Sie friert an dem Ort, an dem sie ist.
Wenn er ihr nur den Schneeanzug anziehen können dürfte, wenn er nur das für sie tun können dürfte. Er strich mit der Hand über den leicht abgewetzten Biber-Nylonstoff, über den Flicken mit Tino Tatz und den Honiggläsern.
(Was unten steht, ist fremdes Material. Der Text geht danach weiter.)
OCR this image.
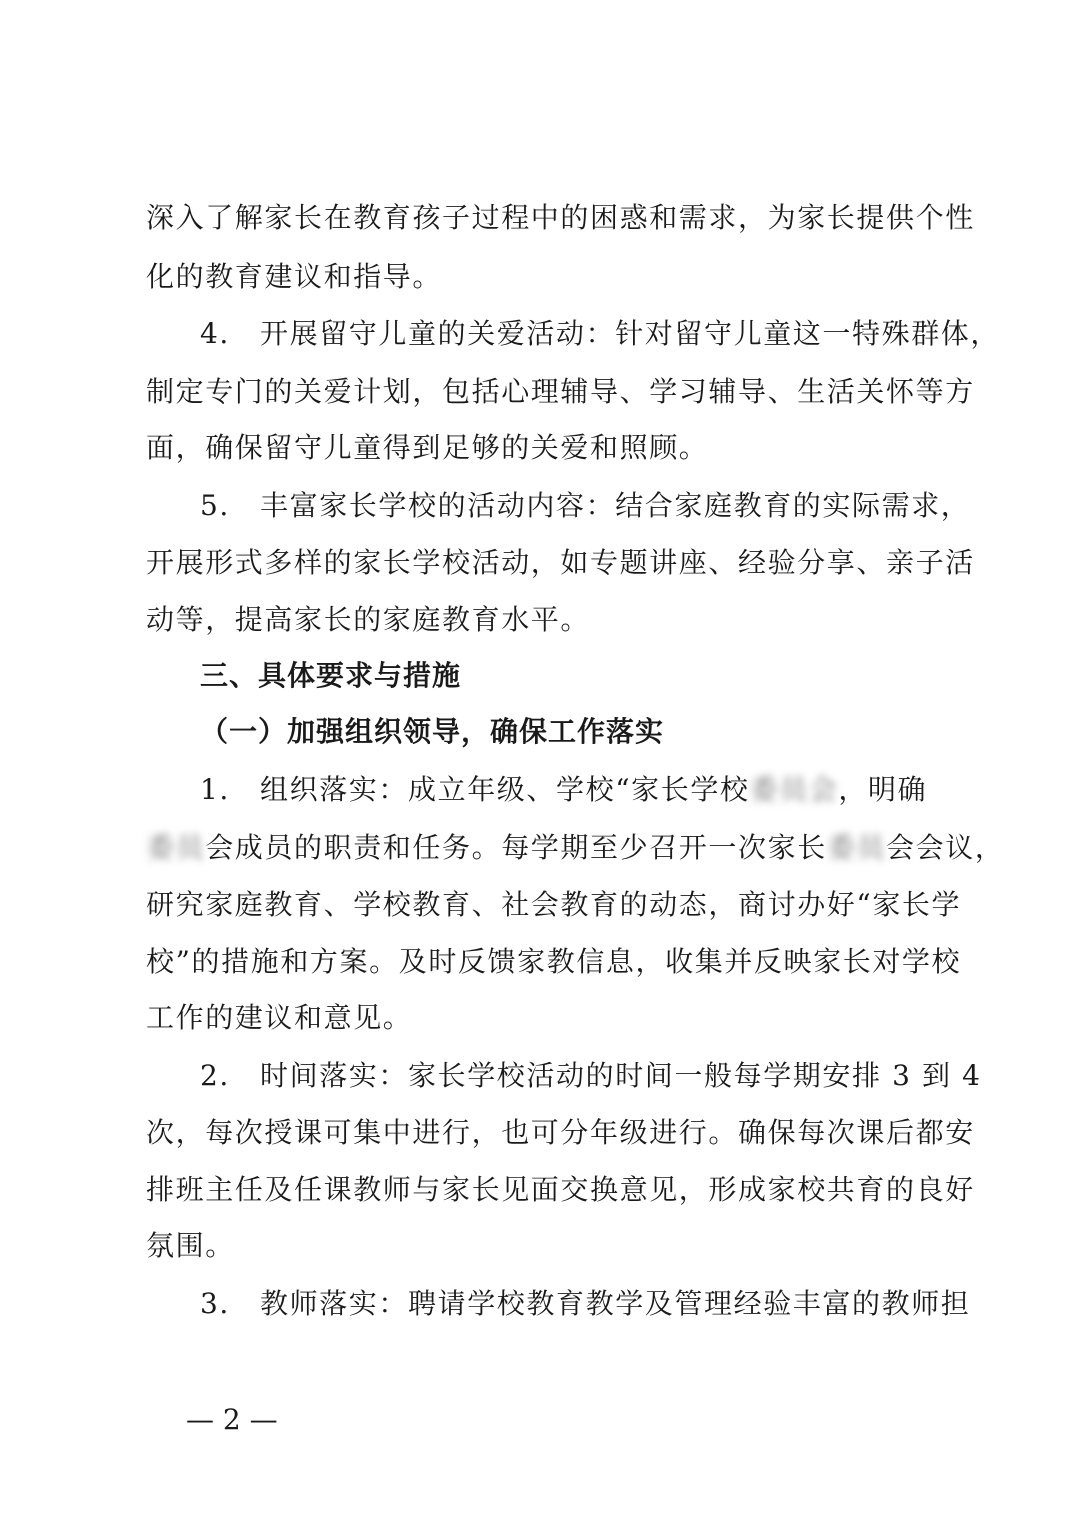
深入了解家长在教育孩子过程中的困惑和需求，为家长提供个性
化的教育建议和指导。
4. 开展留守儿童的关爱活动：针对留守儿童这一特殊群体，
制定专门的关爱计划，包括心理辅导、学习辅导、生活关怀等方
面，确保留守儿童得到足够的关爱和照顾。
5. 丰富家长学校的活动内容：结合家庭教育的实际需求，
开展形式多样的家长学校活动，如专题讲座、经验分享、亲子活
动等，提高家长的家庭教育水平。
三、具体要求与措施
（一）加强组织领导，确保工作落实
1. 组织落实：成立年级、学校“家长学校委员会，明确
委员会成员的职责和任务。每学期至少召开一次家长委员会会议，
研究家庭教育、学校教育、社会教育的动态，商讨办好“家长学
校”的措施和方案。及时反馈家教信息，收集并反映家长对学校
工作的建议和意见。
2. 时间落实：家长学校活动的时间一般每学期安排 3 到 4
次，每次授课可集中进行，也可分年级进行。确保每次课后都安
排班主任及任课教师与家长见面交换意见，形成家校共育的良好
氛围。
3. 教师落实：聘请学校教育教学及管理经验丰富的教师担
— 2 —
Simon und Anna-Greta waren vor einer Stunde ins Bett gegangen. Anders hatte angeboten, im Erdgeschoss auf der Couch zu schlafen, falls sie … in ihrer Hochzeitsnacht ungestört sein wollten. Daraufhin hatten beide ihm versichert, dass es ihnen nichts ausmachte, wenn Leute in der Nähe waren, dass die Hochzeitsnacht eine Nacht wie jede andere war. Eine stille Nacht.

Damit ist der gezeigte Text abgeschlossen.